Mental Health Awareness Month has come to an end for the year, but that doesn’t mean the conversations should end. Leaders should create an environment where mental health can be talked about, be receptive and understanding, and provide resources.
Mental Health Awareness Month has officially come to an end for the year, but that doesn’t mean the conversations should end. It’s extremely important for employers to take a quick pause and look at how all of the things happening in the world have impacted the mental health of their employees. The pandemic alone has shown a worldwide 25% increase in anxiety and depression, but that shift can often go unnoticed in the workplace. As a leader in your company, it’s important to think about how you and your company can positively impact the wellbeing of your employees.
As we continue moving forward into the post-pandemic world, more people are returning to the office, and it’s even more important for leaders to make the conversation surrounding mental health more prevalent. As leaders, we should consider how we can create a nurturing environment for employees where they can thrive and improve their mental well-being. We need to make sure to check on our employees and co-workers as we would for a friend or family member.
So, here are 3 ways that workplace leaders can address mental health:
- Create an environment where mental health can be openly talked about
The ability for your employees to work efficiently throughout the workday can be dictated by their mental wellness. We’re all human, so we understand that things sometimes come up that trigger people’s health, whether that be emotionally or physically. When times get tough, your employees should feel safe opening up to you or other coworkers for support and help. There are times where it might not be about what you say, but rather, about what you do that can make a difference. One way that you can create an open environment is to schedule mental check-ins where people can form groups with others to discuss best practices for overcoming trial and tribulations. Another example would be for leaders to create an anonymous suggestion box where their employees can discuss how the workplace could improve. Reorganizing the workplace could be another way to provide your staff with a more relaxed and tranquil environment. When employees feel safe and supported, they’re more comfortable expressing themselves. This comfortability can allow your employees to be their best self everyday, positively impacting their productivity and camaraderie.
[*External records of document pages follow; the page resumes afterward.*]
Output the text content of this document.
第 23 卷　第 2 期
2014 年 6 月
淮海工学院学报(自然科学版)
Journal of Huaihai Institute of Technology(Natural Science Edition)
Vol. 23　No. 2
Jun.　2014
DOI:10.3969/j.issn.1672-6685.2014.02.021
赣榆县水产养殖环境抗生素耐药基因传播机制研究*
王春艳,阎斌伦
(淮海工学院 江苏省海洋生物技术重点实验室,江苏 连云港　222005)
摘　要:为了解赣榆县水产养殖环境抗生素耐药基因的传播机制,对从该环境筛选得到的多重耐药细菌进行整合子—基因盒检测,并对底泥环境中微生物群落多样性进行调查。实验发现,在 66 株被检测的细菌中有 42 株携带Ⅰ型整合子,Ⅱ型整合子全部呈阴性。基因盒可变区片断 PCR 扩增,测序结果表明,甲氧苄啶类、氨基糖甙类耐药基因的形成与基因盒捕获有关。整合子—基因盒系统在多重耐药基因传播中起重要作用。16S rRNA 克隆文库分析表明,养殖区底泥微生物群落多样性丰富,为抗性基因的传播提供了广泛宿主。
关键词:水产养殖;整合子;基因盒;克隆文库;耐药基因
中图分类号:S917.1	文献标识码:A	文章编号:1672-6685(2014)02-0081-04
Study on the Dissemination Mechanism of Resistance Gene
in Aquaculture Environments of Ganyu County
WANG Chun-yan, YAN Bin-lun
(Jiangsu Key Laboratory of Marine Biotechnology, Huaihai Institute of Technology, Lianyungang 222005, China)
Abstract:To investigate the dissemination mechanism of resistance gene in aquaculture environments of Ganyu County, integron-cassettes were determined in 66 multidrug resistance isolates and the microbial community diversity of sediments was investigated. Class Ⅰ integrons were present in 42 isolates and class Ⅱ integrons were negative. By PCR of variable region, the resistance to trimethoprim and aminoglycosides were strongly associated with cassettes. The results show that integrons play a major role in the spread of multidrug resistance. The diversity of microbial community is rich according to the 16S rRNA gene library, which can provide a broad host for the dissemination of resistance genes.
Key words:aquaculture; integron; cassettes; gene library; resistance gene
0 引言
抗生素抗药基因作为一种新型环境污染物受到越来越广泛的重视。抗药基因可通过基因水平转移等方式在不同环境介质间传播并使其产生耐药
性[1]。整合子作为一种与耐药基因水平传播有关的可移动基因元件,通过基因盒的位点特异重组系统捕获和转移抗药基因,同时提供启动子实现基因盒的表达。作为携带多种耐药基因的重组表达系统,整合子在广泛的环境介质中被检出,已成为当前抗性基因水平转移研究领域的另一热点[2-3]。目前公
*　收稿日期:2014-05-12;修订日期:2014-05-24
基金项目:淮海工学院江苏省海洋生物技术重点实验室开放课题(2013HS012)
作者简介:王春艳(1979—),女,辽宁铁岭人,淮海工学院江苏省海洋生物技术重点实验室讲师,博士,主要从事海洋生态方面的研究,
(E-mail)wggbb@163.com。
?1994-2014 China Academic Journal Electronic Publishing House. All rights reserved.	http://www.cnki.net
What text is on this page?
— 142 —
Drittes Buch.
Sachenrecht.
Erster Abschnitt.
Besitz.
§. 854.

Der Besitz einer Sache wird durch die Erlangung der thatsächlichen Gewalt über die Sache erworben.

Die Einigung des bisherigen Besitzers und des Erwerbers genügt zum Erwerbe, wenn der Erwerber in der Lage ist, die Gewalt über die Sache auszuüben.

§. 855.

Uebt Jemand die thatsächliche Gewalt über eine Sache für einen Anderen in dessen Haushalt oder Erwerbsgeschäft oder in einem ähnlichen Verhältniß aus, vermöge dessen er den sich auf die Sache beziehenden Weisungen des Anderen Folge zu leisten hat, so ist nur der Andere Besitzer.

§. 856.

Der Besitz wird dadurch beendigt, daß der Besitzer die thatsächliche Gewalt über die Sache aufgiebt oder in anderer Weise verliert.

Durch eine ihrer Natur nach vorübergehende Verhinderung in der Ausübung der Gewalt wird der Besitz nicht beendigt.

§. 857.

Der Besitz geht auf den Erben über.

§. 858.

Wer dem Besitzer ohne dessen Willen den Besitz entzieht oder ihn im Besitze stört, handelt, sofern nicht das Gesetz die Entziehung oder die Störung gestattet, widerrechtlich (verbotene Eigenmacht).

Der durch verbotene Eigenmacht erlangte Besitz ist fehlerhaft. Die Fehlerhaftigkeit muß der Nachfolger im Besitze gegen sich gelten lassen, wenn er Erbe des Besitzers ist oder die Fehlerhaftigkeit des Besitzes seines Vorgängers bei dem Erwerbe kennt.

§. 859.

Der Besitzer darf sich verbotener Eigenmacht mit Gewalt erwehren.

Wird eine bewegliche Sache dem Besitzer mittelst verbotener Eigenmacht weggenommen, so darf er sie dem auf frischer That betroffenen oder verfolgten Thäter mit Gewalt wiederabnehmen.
- Be receptive and understanding of mental health struggles
The conversation surrounding mental health is not a new one, but it is becoming a more prevalent one. Not everyone struggles with mental health issues, but it’s still important for everyone to be educated about what mental health difficulties can look and sound like. They don’t present themselves the same way from person to person, so it can be hard to identify. Consider asking insightful questions or admitting that you don’t know as much as you’d like to about mental health struggles. This will allow your employees to feel seen and ultimately become a better ally and supporter for mental health improvements in the workplace.
- Provide accessible and welcoming resources
As conversations about mental health become more prominent, it has required leaders to dedicate more resources to supporting the emotional well-being of their team. These benefits and resources shouldn’t be daunting or complicated for your employees, they should be easy to use. One way to promote long-term wellness and address mental health needs as they rise is to provide staff with regular access to a counselor, therapist, or help hotline. Leaders should also recognize that just as an employee may need a day off due to a physical health issue, they also may need to take a day off for their mental health. It’s important to allow employees the flexibility to consider their emotional needs and ensure they feel comfortable asking for this time off as needed.